Drone pilot brought down to earth by restorative justice
By Rob Freeman | 11th August 2020
The pilot of a drone flown illegally over properties in Cirencester met one of the residents and underwent training as part of a successful restorative justice outcome.
The man, from Swindon, was identified when Gloucestershire Constabulary's rural crime team traced technical information on the internet following the incident.
He met with the main victim to hear about the distress, fear and anxiety caused by the invasion of privacy, as well as taking part in training on various safety scenarios.
PC Ash Weller, from the rural and environmental crime team, said: "This was a great success with the man admitting he had not taken into account the feelings of the residents in the area and the potential impact on their personal lives.
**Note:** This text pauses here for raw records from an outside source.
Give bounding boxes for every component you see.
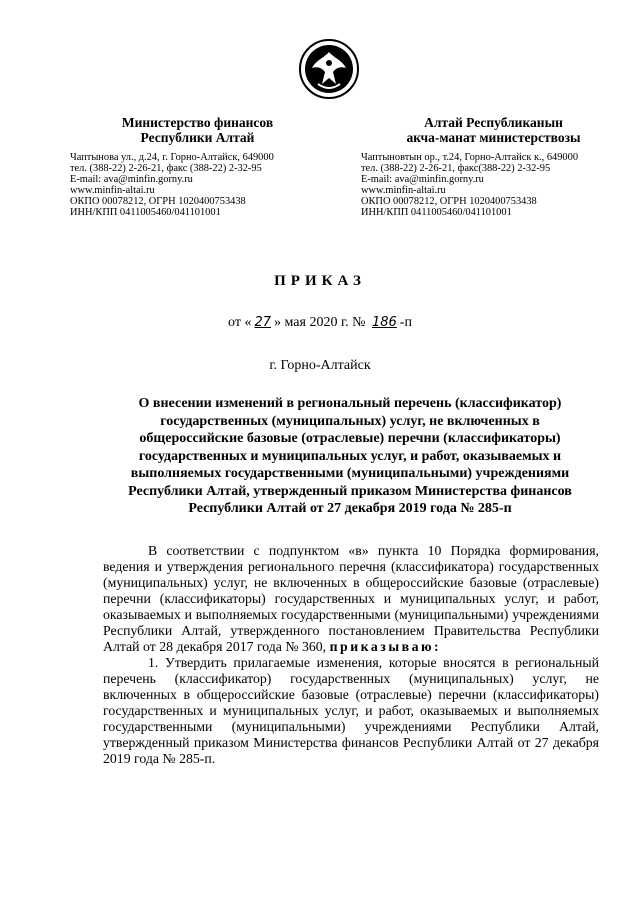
order-subject-heading: О внесении изменений в региональный перечень (классификатор) государственных (муниципальных) услуг, не включенных в общероссийские базовые (отраслевые) перечни (классификаторы) государственных и муниципальных услуг, и работ, оказываемых и выполняемых государственными (муниципальными) учреждениями Республики Алтай, утвержденный приказом Министерства финансов Республики Алтай от 27 декабря 2019 года № 285-п xyxy=(128,396,572,516)
ministry-address-alt: Чаптыновтын ор., т.24, Горно-Алтайск к., 649000 тел. (388-22) 2-26-21, факс(388-22) 2-32-95 E-mail: ava@minfin.gorny.ru www.minfin-altai.ru ОКПО 00078212, ОГРН 1020400753438 ИНН/КПП 0411005460/041101001 xyxy=(361,152,579,218)
city-name: г. Горно-Алтайск xyxy=(269,358,371,373)
header-right-block xyxy=(361,115,626,218)
order-date-number: от « 27 » мая 2020 г. № 186 -п xyxy=(228,315,412,330)
ministry-name-ru: Министерство финансов Республики Алтай xyxy=(121,115,274,145)
preamble-paragraph: В соответствии с подпунктом «в» пункта 10 Порядка формирования, ведения и утверждения регионального перечня (классификатора) государственных (муниципальных) услуг, не включенных в общероссийские базовые (отраслевые) перечни (классификаторы) государственных и муниципальных услуг, и работ, оказываемых и выполняемых государственными (муниципальными) учреждениями Республики Алтай, утвержденного постановлением Правительства Республики Алтай от 28 декабря 2017 года № 360, приказываю: xyxy=(103,543,599,654)
ministry-name-alt: Алтай Республиканын акча-манат министерствозы xyxy=(406,115,581,145)
handwritten-day: 27 xyxy=(254,315,272,330)
document-title: ПРИКАЗ xyxy=(274,273,366,289)
handwritten-number: 186 xyxy=(371,315,397,330)
order-word: приказываю: xyxy=(329,639,442,654)
header-left-block xyxy=(70,115,325,218)
republic-emblem-icon xyxy=(298,38,360,100)
clause-1-paragraph: 1. Утвердить прилагаемые изменения, которые вносятся в региональный перечень (классификатор) государственных (муниципальных) услуг, не включенных в общероссийские базовые (отраслевые) перечни (классификаторы) государственных и муниципальных услуг, и работ, оказываемых и выполняемых государственными (муниципальными) учреждениями Республики Алтай, утвержденный приказом Министерства финансов Республики Алтай от 27 декабря 2019 года № 285-п. xyxy=(103,655,599,766)
order-body xyxy=(103,543,599,767)
ministry-address-ru: Чаптынова ул., д.24, г. Горно-Алтайск, 649000 тел. (388-22) 2-26-21, факс (388-22) 2-32-95 E-mail: ava@minfin.gorny.ru www.minfin-altai.ru ОКПО 00078212, ОГРН 1020400753438 ИНН/КПП 0411005460/041101001 xyxy=(70,152,274,218)
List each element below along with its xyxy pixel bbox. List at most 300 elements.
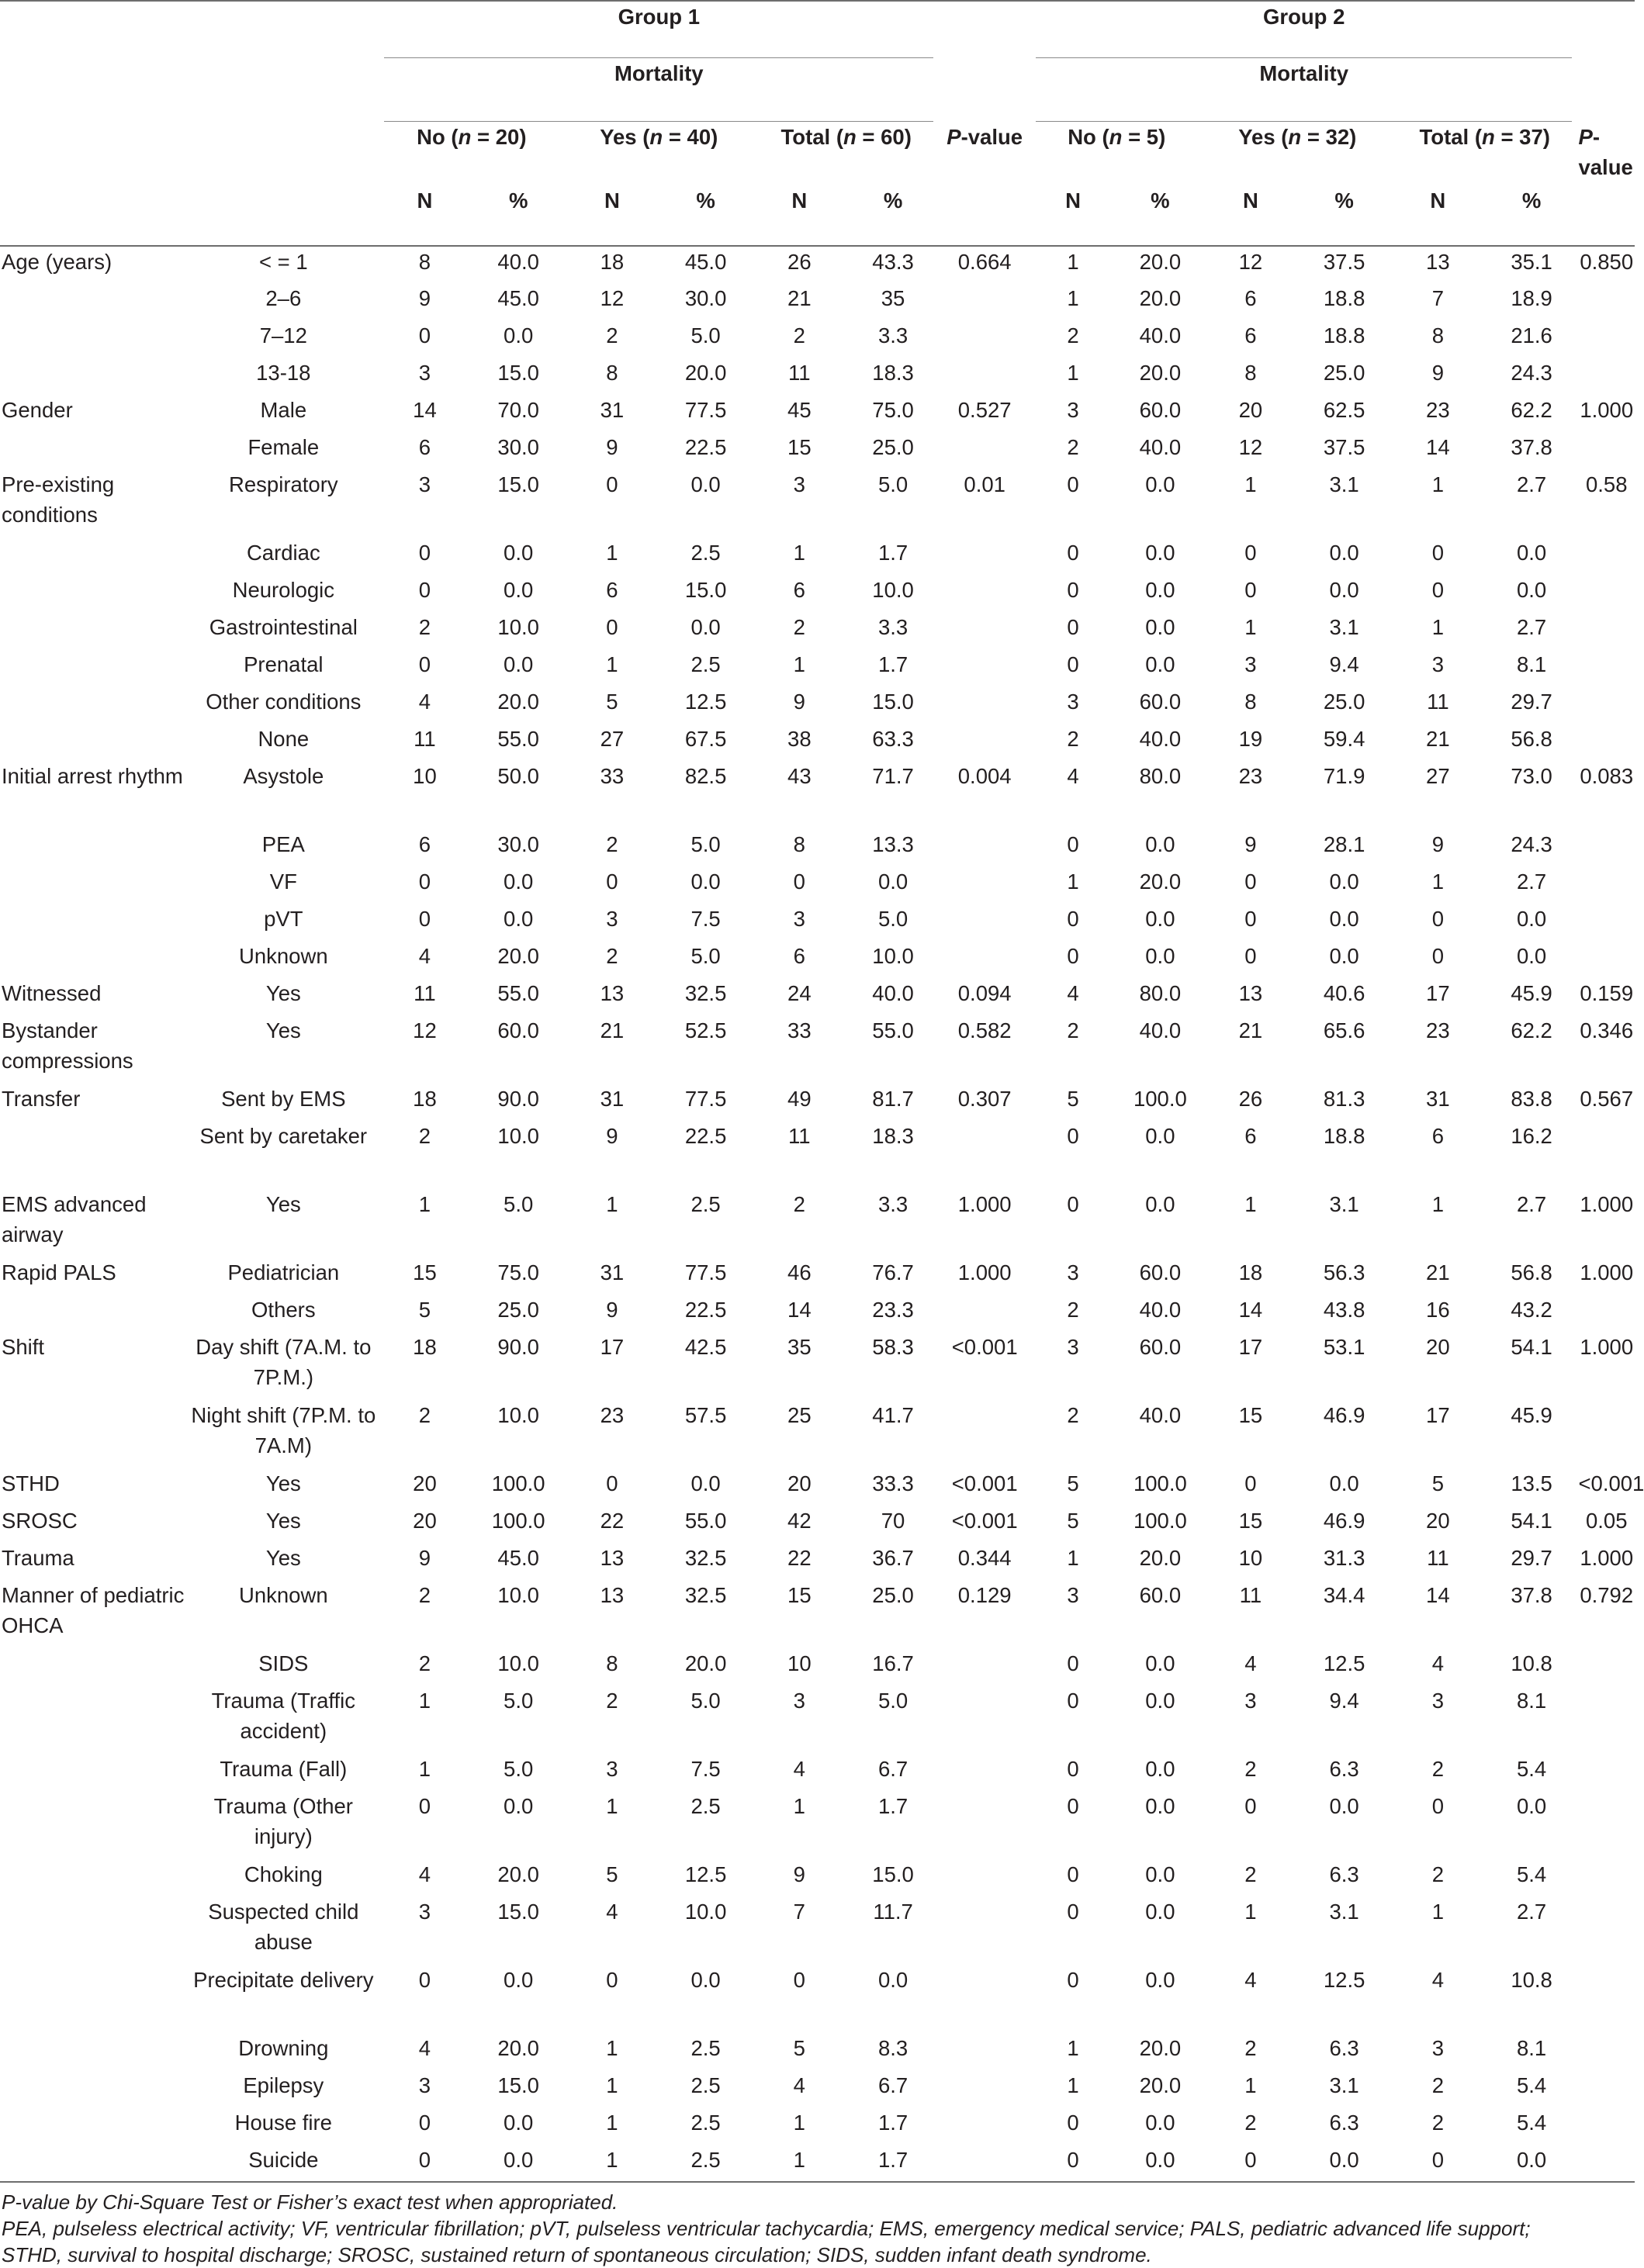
g2-no-pct-cell: 60.0: [1139, 398, 1182, 422]
g2-total-pct-cell: 37.8: [1511, 435, 1552, 459]
g1-total-pct-cell: 1.7: [877, 652, 909, 676]
g1-total-pct-cell: 1.7: [877, 541, 909, 565]
g1-no-n-cell: 10: [413, 764, 437, 788]
g1-yes-pct-cell: 7.5: [690, 1757, 721, 1781]
g2-yes-n-cell: 6: [1244, 286, 1257, 310]
g2-pvalue-cell: [1578, 358, 1635, 395]
g2-no-n-cell: 0: [1067, 2111, 1079, 2135]
row-category: Other conditions: [206, 690, 362, 714]
g1-total-n-cell: 14: [787, 1298, 812, 1322]
g1-no-n-cell: 2: [418, 1583, 431, 1607]
g1-yes-n-cell: 9: [606, 1124, 618, 1148]
row-category: Precipitate delivery: [193, 1968, 374, 1992]
g1-total-pct-cell: 0.0: [877, 870, 909, 894]
g2-total-pct-cell: 2.7: [1516, 870, 1547, 894]
g1-total-pct-cell: 3.3: [877, 323, 909, 347]
table-row: [0, 829, 1635, 866]
g2-yes-n-cell: 11: [1239, 1583, 1262, 1607]
g1-total-pct-cell: 6.7: [877, 1757, 909, 1781]
g2-yes-n-cell: 12: [1238, 435, 1263, 459]
g1-no-pct-cell: 20.0: [497, 1862, 539, 1886]
g1-yes-pct-cell: 52.5: [684, 1018, 727, 1042]
row-category: None: [258, 727, 310, 751]
g2-yes-n-cell: 1: [1244, 1192, 1257, 1216]
g2-total-pct-cell: 37.8: [1511, 1583, 1552, 1607]
g1-total-n-cell: 21: [787, 286, 812, 310]
g2-total-pct-cell: 18.9: [1511, 286, 1552, 310]
g2-yes-n-cell: 19: [1238, 727, 1263, 751]
row-variable: [0, 1754, 189, 1791]
g1-yes-n-cell: 1: [566, 2145, 659, 2182]
g1-no-n-cell: 18: [413, 1087, 437, 1111]
g2-yes-pct-cell: 46.9: [1323, 1403, 1365, 1427]
g2-yes-pct-cell: 65.6: [1323, 1018, 1365, 1042]
g1-total-n-col: N: [753, 185, 846, 246]
g2-no-pct-cell: 100.0: [1133, 1509, 1187, 1533]
g2-total-pct-cell: 0.0: [1516, 578, 1547, 602]
g1-pvalue-cell: [940, 358, 1029, 395]
g2-total-n-cell: 17: [1426, 1403, 1450, 1427]
g1-yes-n-cell: 31: [600, 1260, 625, 1284]
g1-total-n-cell: 1: [793, 541, 805, 565]
row-category: Respiratory: [229, 472, 338, 496]
g2-yes-n-cell: 4: [1244, 1968, 1257, 1992]
g2-no-n-cell: 0: [1067, 1689, 1079, 1713]
table-body: [0, 246, 1644, 2182]
g1-no-pct-cell: 30.0: [497, 832, 539, 856]
g2-yes-n-cell: 1: [1244, 472, 1257, 496]
g1-yes-pct-cell: 20.0: [684, 1651, 727, 1675]
g2-total-n-cell: 1: [1431, 1192, 1444, 1216]
g1-total-n-cell: 22: [787, 1546, 812, 1570]
g2-yes-pct-cell: 43.8: [1323, 1298, 1365, 1322]
g2-pvalue-cell: [1578, 1965, 1635, 2033]
g2-no-pct-cell: 40.0: [1139, 727, 1182, 751]
g1-yes-pct-cell: 32.5: [684, 1583, 727, 1607]
g1-total-n-cell: 11: [788, 1124, 811, 1148]
g1-no-pct-cell: 0.0: [504, 907, 534, 931]
g1-total-n-cell: 4: [793, 2073, 805, 2097]
g2-total-n-cell: 23: [1426, 398, 1450, 422]
g1-total-pct-cell: 70: [881, 1509, 905, 1533]
g1-total-n-cell: 1: [793, 1794, 805, 1818]
g2-total-n-cell: 13: [1426, 250, 1450, 274]
g2-yes-pct-cell: 3.1: [1329, 1900, 1359, 1924]
g2-no-pct-cell: 60.0: [1139, 690, 1182, 714]
g1-no-pct-cell: 55.0: [497, 727, 539, 751]
g1-no-n-cell: 9: [418, 286, 431, 310]
g1-pvalue-cell: [940, 724, 1029, 761]
g1-total-n-cell: 35: [787, 1335, 812, 1359]
row-variable: Witnessed: [2, 981, 102, 1005]
g2-pvalue-cell: [1578, 1859, 1635, 1896]
g2-yes-pct-cell: 18.8: [1323, 286, 1365, 310]
g2-no-pct-cell: 20.0: [1139, 2073, 1182, 2097]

"The victim was very grateful to have the opportunity to voice concerns and hoped the man and other drone operators would learn from his experience.
'Drones are becoming more popular, they are good fun and a great tool to get some incredible videos or pictures. However they can be extremely dangerous in the wrong hands."
Any drone used in public weighting more than 250 will have to take an online test and be registered with the Civil Aviation Authority unless you have a registered exemption."
Police and Crime Commissioner Martin Surl said" "Restorative justice is proven to be a very effective way of bringing home to an offender the harm they have done.
"Having to confront those who have suffered is often more effective than some other forms of punishment.
"It is definitely not a soft option while giving victims the opportunity to be involved throughout the process can also give them greater satisfaction."
He continued: "Restorative Gloucestershire has won awards for its work in this area and sets the standard for others to follow."